(Reuters) -Mark Zuckerberg said on Monday that Meta would spend hundreds of billions of dollars to build several massive AI data centers for superintelligence, intensifying his pursuit of a technology that he has chased with a talent war for top AI engineers.
The social media giant is among the large technology companies that have chased high-profile deals and doled out multi-million-dollar pay packages in recent months to fast-track work on machines that can outthink humans on most tasks.
Meta reorganized its AI efforts under a new division called Superintelligence Labs last month following setbacks with its Llama 4 model amid key staff departures. It expects the new division to generate new cash flow streams from the Meta AI app, image-to-video ad tools and smart glasses.
Unveiling the spending commitment in a Threads post on Monday, CEO Zuckerberg touted the strength in the company’s core advertising business to support the massive spending that has raised concerns among tech investors about potential payoffs.

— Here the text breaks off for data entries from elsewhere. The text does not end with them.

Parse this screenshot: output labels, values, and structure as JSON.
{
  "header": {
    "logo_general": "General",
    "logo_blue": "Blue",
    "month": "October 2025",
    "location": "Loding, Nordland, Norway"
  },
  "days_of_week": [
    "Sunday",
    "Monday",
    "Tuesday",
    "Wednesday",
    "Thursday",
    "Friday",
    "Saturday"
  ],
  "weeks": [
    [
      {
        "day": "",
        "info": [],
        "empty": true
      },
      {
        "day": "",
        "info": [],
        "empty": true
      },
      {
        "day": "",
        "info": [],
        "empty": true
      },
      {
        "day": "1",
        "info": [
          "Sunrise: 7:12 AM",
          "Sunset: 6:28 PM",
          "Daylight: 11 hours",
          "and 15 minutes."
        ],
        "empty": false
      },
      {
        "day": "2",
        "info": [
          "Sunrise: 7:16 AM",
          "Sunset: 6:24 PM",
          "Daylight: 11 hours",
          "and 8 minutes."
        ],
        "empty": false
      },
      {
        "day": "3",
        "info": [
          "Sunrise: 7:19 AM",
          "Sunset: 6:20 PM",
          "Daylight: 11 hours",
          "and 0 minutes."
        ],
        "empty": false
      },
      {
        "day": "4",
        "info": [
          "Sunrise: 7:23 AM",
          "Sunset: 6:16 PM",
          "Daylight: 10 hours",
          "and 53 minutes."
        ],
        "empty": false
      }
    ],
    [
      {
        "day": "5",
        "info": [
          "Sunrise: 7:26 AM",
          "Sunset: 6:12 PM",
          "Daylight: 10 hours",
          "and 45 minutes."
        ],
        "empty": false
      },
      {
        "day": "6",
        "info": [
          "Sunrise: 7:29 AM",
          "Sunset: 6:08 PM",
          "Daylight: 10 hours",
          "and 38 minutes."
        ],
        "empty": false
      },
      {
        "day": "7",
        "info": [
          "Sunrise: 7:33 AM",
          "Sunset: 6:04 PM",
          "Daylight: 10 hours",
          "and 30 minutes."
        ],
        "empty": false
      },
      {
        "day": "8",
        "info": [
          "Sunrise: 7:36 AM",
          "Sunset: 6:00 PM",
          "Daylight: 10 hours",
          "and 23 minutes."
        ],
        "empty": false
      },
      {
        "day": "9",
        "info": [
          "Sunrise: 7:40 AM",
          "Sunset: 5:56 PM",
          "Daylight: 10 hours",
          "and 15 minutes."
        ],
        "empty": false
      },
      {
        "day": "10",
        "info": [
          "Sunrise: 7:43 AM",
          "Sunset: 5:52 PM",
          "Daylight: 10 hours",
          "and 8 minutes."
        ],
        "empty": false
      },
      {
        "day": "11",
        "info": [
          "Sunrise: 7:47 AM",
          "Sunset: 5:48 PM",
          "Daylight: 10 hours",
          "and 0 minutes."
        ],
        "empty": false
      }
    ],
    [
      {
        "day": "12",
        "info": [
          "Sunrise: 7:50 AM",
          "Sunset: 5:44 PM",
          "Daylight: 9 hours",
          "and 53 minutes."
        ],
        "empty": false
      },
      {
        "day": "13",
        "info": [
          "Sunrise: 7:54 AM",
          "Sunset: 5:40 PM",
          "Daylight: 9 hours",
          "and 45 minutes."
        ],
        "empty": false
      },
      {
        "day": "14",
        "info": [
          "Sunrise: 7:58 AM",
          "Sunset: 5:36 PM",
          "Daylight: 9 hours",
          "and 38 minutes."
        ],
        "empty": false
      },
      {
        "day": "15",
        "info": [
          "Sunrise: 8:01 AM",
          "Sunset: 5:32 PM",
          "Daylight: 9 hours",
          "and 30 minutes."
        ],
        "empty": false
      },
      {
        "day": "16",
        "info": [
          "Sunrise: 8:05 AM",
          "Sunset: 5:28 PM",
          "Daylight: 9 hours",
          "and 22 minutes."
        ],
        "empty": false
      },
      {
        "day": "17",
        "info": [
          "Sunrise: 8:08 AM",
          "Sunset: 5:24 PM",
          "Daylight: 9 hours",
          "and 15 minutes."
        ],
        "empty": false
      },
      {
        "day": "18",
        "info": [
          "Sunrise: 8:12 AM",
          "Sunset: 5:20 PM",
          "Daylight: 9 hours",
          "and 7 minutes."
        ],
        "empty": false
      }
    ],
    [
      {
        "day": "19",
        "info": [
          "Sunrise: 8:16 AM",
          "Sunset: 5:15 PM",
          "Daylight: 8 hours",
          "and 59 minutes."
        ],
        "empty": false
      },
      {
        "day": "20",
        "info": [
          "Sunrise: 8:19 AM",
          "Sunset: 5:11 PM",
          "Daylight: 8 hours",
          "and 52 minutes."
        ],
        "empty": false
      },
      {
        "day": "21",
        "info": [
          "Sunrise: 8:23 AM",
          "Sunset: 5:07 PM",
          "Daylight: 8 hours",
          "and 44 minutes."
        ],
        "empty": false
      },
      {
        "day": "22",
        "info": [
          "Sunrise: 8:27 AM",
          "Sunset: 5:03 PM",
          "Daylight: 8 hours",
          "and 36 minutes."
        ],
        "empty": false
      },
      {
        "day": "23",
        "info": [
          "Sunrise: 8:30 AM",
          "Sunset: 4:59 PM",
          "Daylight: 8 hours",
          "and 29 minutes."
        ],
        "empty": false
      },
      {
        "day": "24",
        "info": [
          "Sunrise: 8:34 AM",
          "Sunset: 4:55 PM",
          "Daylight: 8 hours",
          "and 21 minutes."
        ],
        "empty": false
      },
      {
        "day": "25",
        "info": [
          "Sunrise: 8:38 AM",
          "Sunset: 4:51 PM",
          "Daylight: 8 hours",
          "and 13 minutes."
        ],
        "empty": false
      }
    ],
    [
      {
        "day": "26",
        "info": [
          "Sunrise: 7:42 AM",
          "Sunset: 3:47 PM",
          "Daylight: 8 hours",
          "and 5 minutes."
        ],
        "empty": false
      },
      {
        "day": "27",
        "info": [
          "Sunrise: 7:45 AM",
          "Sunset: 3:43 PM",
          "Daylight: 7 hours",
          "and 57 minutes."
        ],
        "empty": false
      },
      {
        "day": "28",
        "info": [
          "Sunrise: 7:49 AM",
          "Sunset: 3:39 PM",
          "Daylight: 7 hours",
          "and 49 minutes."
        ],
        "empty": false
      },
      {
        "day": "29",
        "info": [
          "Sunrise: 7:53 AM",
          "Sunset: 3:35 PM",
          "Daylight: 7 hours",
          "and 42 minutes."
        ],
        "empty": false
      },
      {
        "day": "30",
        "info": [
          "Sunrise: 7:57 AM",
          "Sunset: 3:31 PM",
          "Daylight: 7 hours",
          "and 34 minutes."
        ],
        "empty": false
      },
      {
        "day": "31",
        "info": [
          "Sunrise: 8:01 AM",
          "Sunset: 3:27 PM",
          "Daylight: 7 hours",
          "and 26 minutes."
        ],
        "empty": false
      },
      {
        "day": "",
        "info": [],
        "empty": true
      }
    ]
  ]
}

“We have the capital from our business to do this,” Zuckerberg said. He also cited a report from a chip industry publication Semianalysis that said Meta is on track to be the first lab to bring online a 1-gigawatt-plus supercluster, which refers to a massive data center built to train advanced AI models.
Meta is building several multi-gigawatt data center clusters to support its AI ambitions, Zuckerberg said.
The first, dubbed Prometheus, is expected to come online in 2026, while another, called Hyperion, will be able to scale up to 5 gigawatts over the coming years, he said, adding that the company was also developing multiple additional clusters.
Meta shares were trading 1% higher. The stock has risen more than 20% so far this year.
Zuckerberg has personally led an aggressive talent raid for the Meta Superintelligence Labs, which will be led by former Scale AI CEO Alexandr Wang and ex-GitHub chief Nat Friedman, after Meta invested $14.3 billion in Scale.
The company has also offered to buy a minority stake in Friedman and tech investor Daniel Gross NFDG’s funds from limited partners through a tender offer, sources have told Reuters.
Meta had raised its 2025 capital expenditure to between $64 billion and $72 billion in April, aiming to bolster the company’s position against rivals OpenAI and Google.